Before I start, I want to ask if we need to redefined $\underline {b}$ and 2$\underline {a}$? I mean, let $\underline {b}$ as

$$\begin{pmatrix} m \\0 \end{pmatrix}$$.

Thanks.

#### Evgeny.Makarov

##### Well-known member
MHB Math Scholar
You don't have to express $\underline{a}$ and $\underline{b}$ using their coordinates, though it's possible to get the answer that way as well. Suppose $\underline{a}=(k,l)$ and $\underline{b}=(m,0)$ and you express, say, $\vec{AB}$ using k, l and m. The difficulty is that you need express $\vec{AB}$ as a combination of specifically $(k,l)$ and $(m,0)$, not just as some expression of k, l and m.

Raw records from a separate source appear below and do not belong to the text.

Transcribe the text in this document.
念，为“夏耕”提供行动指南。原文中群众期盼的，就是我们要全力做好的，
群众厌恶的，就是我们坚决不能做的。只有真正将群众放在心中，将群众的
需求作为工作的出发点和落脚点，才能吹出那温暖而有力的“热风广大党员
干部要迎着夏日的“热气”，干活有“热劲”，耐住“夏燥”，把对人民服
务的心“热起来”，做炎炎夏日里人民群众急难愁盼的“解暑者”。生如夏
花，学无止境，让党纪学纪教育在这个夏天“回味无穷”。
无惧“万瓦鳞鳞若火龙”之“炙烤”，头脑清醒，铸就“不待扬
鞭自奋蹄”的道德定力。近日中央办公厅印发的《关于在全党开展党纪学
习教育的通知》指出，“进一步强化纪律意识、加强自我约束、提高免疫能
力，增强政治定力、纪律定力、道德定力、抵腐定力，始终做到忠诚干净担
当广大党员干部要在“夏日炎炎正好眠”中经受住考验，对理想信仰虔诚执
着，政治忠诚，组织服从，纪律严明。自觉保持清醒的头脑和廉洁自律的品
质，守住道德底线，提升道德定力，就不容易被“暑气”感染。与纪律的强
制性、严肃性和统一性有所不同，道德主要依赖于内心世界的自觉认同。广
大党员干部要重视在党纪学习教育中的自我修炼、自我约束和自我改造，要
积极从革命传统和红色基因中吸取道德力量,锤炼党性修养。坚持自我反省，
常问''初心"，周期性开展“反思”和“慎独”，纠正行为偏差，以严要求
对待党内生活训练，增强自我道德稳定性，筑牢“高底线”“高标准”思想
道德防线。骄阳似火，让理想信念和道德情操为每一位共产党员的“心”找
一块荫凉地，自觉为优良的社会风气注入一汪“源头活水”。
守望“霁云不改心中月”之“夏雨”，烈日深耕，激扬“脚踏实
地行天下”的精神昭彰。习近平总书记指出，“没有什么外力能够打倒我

It is clear that $\vec{EC}=\vec{FB}=\vec{FC}-\vec{BC}=2\underline{a}-\underline{b}$. To get a geometric intuition about the regular hexagon you can also look at this page.

• anemone

#### soroban

##### Well-known member
Hello, anemone!

I don't understand the notation $\underline{b}$.
If $\underline{b}$ represents $\overrightarrow{BC}$, isn't $b$ also a vector?

$ABCDEF\text{ is a regular hexagon with }\vec{b} = \overrightarrow {BC}\text{ and }2\vec{a} = \overrightarrow{FC}$

$\text{Express vectors }\overrightarrow{AB},\;\overrightarrow{CD},\; \overrightarrow{EC}\text{ in terms of }\vec{a}\text{ and }\vec{b}.$

Code:
          A       B
* - - - *
/ \     / \
/   \   /   \ b
/  a  \ /  a  \
F * - - - * - - - * C
\     / \     /
\   /   \   /
\ /     \ /
* - - - *
E       D
$\overrightarrow{AB} \:=\:\vec{a}$

$\overrightarrow{CD} \:=\:\vec{b} - \vec{a}$

$\overrightarrow{EC} \:=\:2\vec{a} - \vec{b}$

• anemone

#### anemone

##### MHB POTW Director
Staff member
You don't have to express $\underline{a}$ and $\underline{b}$ using their coordinates, though it's possible to get the answer that way as well. Suppose $\underline{a}=(k,l)$ and $\underline{b}=(m,0)$ and you express, say, $\vec{AB}$ using k, l and m. The difficulty is that you need express $\vec{AB}$ as a combination of specifically $(k,l)$ and $(m,0)$, not just as some expression of k, l and m.

It is clear that $\vec{EC}=\vec{FB}=\vec{FC}-\vec{BC}=2\underline{a}-\underline{b}$. To get a geometric intuition about the regular hexagon you can also look at this page.
Got it. Thanks, Evgeny.Makarov.
Maybe I'm just trying too hard...and not knowing that I'm actually trying to complicate the simple problem.

---------- Post added at 06:05 AM ---------- Previous post was at 05:59 AM ----------

I don't understand the notation $\underline{b}$.
If $\underline{b}$ represents $\overrightarrow{BC}$, isn't $b$ also a vector?
I had the same reaction as you when I first read the problem!
Anyway, thanks, Soroban.
Now I fully understand with the help of the diagram and it really is as simple as that.